HomeBeyond Autonomy: Should We Be Concerned? by Oladoja M.O

Beyond Autonomy: Should We Be Concerned? by Oladoja M.O

Beyond Autonomy: Should We Be Concerned?

By Oladoja M.O

Many times than often, in my commentaries and show of advocacy, I have argued, sometimes gently, often forcefully, that Nigeria’s development dilemma is not merely a question of resources, but of structure. And by structure, I mean governance structure. Specifically, the chronic underdevelopment of the local government system, a tier that should be the nerve centre of citizen reality but has instead been reduced to a ceremonial appendage.

Local government, in its truest form, should not be an administrative afterthought but the frontline of governance, the first point of contact between policy and people, where statistics acquire faces, and where development either becomes tangible or remains theoretical. Health outcomes, food systems, primary security, sanitation, grassroots education, these are not abstractions.

They are all local. Deeply, stubbornly local.

Yet, in Nigeria, the local government has long operated like what I once described as “an employed man with no office” burdened with responsibilities, stripped of authority, and perpetually dependent. A facility structurally present but functionally absent.

This is why the agitation for local government autonomy has been not just valid, but urgent. However, we must be careful not to mistake noise for nuance. The autonomy worth pursuing is not the shallow, politically convenient version, one that merely shifts financial pipelines or creates the illusion of independence while leaving structural weaknesses intact. No!

What Nigeria requires is a deeply constitutional, deliberately engineered autonomy, one that recognizes local government as a true tier of governance, not a subordinate convenience.

Anything less is cosmetic.

But here lies the uncomfortable pivot, the part we are not speaking loudly enough about. What happens after autonomy? Because autonomy, by itself, is not redemption. It is merely an opportunity. And opportunities, in the wrong hands, are dangerous.
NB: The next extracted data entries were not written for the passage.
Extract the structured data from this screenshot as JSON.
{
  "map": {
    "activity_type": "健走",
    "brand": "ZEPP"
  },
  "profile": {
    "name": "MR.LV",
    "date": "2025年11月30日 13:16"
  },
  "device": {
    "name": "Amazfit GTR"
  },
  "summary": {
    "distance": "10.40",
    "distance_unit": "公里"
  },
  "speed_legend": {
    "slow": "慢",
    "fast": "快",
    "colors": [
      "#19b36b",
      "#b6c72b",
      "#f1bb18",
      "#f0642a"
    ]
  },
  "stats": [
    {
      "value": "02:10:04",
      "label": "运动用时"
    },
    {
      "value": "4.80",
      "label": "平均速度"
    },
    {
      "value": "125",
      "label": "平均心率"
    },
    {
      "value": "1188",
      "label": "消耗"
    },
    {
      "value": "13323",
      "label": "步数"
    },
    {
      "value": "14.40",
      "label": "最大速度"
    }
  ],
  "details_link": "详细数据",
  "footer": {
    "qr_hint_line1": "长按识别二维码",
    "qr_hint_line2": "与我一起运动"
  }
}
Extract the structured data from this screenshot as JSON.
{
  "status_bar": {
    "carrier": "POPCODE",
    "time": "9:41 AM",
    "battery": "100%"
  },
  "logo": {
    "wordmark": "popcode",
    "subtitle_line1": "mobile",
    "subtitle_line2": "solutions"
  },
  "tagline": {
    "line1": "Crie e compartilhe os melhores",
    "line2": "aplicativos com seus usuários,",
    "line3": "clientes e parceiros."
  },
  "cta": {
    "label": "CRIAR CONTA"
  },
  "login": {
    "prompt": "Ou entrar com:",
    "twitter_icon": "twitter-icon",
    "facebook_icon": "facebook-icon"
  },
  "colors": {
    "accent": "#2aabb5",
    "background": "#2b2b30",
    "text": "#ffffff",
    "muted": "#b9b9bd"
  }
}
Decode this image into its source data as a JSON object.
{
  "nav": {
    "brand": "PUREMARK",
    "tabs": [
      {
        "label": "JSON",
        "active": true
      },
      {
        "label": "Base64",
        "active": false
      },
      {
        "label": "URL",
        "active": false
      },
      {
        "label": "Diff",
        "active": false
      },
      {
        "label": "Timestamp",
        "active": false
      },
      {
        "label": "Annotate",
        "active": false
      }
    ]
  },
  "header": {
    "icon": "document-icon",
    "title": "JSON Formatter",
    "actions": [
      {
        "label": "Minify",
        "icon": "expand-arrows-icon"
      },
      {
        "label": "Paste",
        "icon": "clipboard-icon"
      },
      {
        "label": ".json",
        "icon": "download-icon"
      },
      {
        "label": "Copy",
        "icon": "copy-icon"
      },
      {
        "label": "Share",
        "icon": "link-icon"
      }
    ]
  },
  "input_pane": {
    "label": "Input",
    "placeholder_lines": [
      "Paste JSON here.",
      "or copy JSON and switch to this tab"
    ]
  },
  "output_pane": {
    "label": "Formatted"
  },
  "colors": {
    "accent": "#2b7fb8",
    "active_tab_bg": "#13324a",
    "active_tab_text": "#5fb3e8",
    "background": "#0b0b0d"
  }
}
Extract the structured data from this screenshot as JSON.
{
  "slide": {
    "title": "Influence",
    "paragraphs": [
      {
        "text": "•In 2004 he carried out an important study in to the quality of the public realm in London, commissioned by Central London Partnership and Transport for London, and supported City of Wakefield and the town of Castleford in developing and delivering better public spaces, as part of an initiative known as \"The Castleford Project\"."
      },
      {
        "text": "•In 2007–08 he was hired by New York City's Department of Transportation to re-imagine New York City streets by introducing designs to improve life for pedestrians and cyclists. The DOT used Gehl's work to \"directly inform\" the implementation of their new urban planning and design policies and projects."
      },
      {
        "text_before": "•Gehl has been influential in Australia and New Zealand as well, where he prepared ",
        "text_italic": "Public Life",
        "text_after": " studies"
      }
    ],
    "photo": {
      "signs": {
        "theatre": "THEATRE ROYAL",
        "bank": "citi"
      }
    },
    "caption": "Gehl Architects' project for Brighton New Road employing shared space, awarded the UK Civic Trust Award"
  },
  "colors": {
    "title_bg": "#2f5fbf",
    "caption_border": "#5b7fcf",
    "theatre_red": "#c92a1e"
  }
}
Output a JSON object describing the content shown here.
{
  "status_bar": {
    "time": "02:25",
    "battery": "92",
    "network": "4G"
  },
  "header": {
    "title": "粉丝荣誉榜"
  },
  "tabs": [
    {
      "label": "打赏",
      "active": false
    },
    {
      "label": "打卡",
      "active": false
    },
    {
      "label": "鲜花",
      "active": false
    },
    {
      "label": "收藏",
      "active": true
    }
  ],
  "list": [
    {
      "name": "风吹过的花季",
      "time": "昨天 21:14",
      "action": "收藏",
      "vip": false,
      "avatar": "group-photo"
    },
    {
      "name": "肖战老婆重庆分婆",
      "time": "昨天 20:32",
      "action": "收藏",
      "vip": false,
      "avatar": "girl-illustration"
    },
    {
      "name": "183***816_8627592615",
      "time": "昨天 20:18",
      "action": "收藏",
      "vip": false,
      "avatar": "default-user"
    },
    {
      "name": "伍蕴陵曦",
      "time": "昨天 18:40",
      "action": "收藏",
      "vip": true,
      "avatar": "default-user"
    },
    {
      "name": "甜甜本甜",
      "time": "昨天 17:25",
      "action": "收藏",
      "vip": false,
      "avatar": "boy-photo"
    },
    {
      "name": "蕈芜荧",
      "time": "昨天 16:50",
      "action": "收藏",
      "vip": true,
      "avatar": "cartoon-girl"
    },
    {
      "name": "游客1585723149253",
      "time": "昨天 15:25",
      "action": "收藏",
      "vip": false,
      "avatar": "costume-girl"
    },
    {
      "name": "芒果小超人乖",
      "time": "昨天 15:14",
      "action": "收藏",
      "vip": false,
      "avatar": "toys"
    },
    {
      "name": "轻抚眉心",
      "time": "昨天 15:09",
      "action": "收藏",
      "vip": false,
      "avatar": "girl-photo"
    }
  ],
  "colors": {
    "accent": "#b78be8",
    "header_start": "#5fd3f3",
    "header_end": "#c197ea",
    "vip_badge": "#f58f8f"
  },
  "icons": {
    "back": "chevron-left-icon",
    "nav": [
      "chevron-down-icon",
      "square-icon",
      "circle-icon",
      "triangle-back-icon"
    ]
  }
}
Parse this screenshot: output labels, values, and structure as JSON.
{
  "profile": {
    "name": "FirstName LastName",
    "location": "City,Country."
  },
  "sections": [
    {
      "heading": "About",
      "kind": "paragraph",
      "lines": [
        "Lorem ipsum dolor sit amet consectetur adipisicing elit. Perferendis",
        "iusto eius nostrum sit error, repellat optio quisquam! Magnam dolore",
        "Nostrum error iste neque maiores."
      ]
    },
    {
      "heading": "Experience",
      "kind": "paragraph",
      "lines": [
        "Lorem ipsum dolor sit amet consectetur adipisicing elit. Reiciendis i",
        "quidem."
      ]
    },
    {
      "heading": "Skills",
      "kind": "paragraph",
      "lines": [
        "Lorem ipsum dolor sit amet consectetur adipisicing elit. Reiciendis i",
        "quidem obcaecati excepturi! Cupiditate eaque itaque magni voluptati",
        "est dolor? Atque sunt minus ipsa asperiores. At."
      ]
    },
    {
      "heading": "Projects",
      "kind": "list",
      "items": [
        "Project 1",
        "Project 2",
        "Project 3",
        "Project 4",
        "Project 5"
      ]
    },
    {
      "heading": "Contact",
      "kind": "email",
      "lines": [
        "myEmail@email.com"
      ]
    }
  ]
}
There is a growing unease, one I cannot ignore. Having observed, listened, and engaged within spaces where prospective local government leadership is being shaped, I would be dishonest if I claimed confidence. The dominant political culture that has hollowed out higher levels of governance is not magically absent at the grassroots. But present, alive and waiting.

And that is the real threat.

If autonomy is handed over to the same cadre of actors, those driven not by systems thinking but by transactional politics, not by development logic but by opportunistic instincts, then what we are building is not a solution. We are constructing a more efficient failure.

A freshly liberated arena quickly captured. A new playground, governed by old habits. A structure with potential, turned once again into a cemetery of governance.

This is why the conversation must evolve. We cannot afford to celebrate autonomy as an end. It must be treated as a beginning, a fragile, high-stakes transition that demands vigilance, design intelligence, and, most importantly, a redefinition of who gets to lead at that level.

Local government leadership cannot remain the fallback position for political recycling. It is too important for that. In fact, if anything, it should attract the most competent administrators, the most systems-oriented thinkers, the most innovation-driven leaders. Individuals who understand that governance at that level is not about occupying office, but about engineering outcomes.

Because if properly structured and competently led, local government has the capacity to recalibrate Nigeria’s development trajectory faster than any centralized intervention ever could. It is the closest lever to the people, and therefore the most powerful.

But power without accountability is a familiar Nigerian tragedy.

So, beyond autonomy, what should we focus?

First, a non-negotiable radical transparency. Financial flows, project allocations, procurement processes, these must not exist in bureaucratic shadows. They must be visible, traceable, and open to public scrutiny in real time. Autonomy cannot become a shield for opacity.

Second, citizen participation must move from rhetoric to architecture. Governance at the local level must be deliberately designed to include the people not as passive recipients, but as active stakeholders in decision-making. Budgeting, planning, monitoring, these processes must have structured entry points for citizen engagement. Not symbolic inclusion, but functional involvement.

Third, accountability frameworks must be ruthless in their clarity. No immunity structures that protect incompetence. No procedural loopholes that enable mismanagement. Consequences must be immediate, visible, and enforceable.

And finally, there must be a cultural shift in how we perceive local governance. It is not inferior governance. It is foundational governance. Until we treat it with the seriousness it deserves, we will continue to recycle failure at scale.

Nigeria stands at a delicate threshold. The body language of decentralization is becoming more pronounced, and within it lies a rare window of opportunity. But history has taught us that structural reforms, when poorly executed, can entrench the very problems they were meant to solve.

So yes, we should pursue autonomy. But we must do so with our eyes wide open. Because beyond autonomy lies a more difficult question, one that demands honesty, courage, and intentional design:

Are we truly ready to govern differently? If the answer is no, then autonomy will not save us. It will simply expose us.